Operations of all types can reach new heights when they can:
- Continuously drive improvements in production and adjust on the fly using insights from their digital thread
- Trial line startups and production scheduling and sequencing to optimize product mixes and volumes
- Experiment with machine configurations to improve quality, reliability and throughput
- Detect anomalies in processes to uncover operational issues before they impact quality and cause scrap or downtime
- Test run new products or machines to optimize throughput and avoid problems like downstream bottlenecks
- Fly through virtual recreations of large operations like mines to look and listen for equipment issues rather than physically traversing the operations
- Create a virtual sensor to estimate a value that may otherwise require expensive instruments or manual readings to determine
Maintenance
Maintenance teams can fight downtime like never before using digital simulations and real-time (or even predictive) insights.
Data flowing through a digital thread can help technicians detect problems as they happen, to prevent or minimize downtime. This includes health and diagnostic data from control system devices that can notify technicians when maintenance is needed. But it also includes network data, for example, from switch-level alarms, which today is just as critical to uptime.

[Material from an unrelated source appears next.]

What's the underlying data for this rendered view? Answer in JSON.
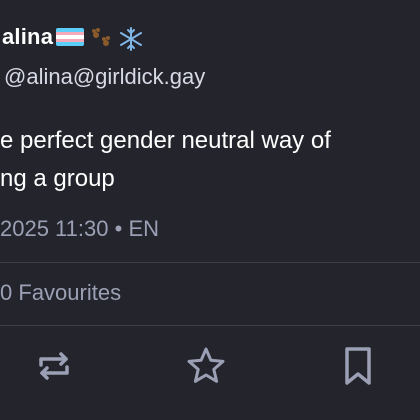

In an ideal world, maintenance teams would never need to respond to downtime events because they could predict them. This is increasingly possible thanks to the use of predictive analytics. These analytics use machine learning and artificial intelligence to learn your operations, identify machine issues early and alert technicians of those issues. Technicians can then schedule maintenance during a planned downtime.
Digital twins can help improve MTTR in a couple key ways. First, virtual training allows technicians to prepare for downtime problems in advance rather than troubleshooting them the first time they happen. And when problems do happen, technicians can use augmented reality (AR) technology to overlay digital diagnostics or work instructions on a physical machine to diagnose and fix problems faster.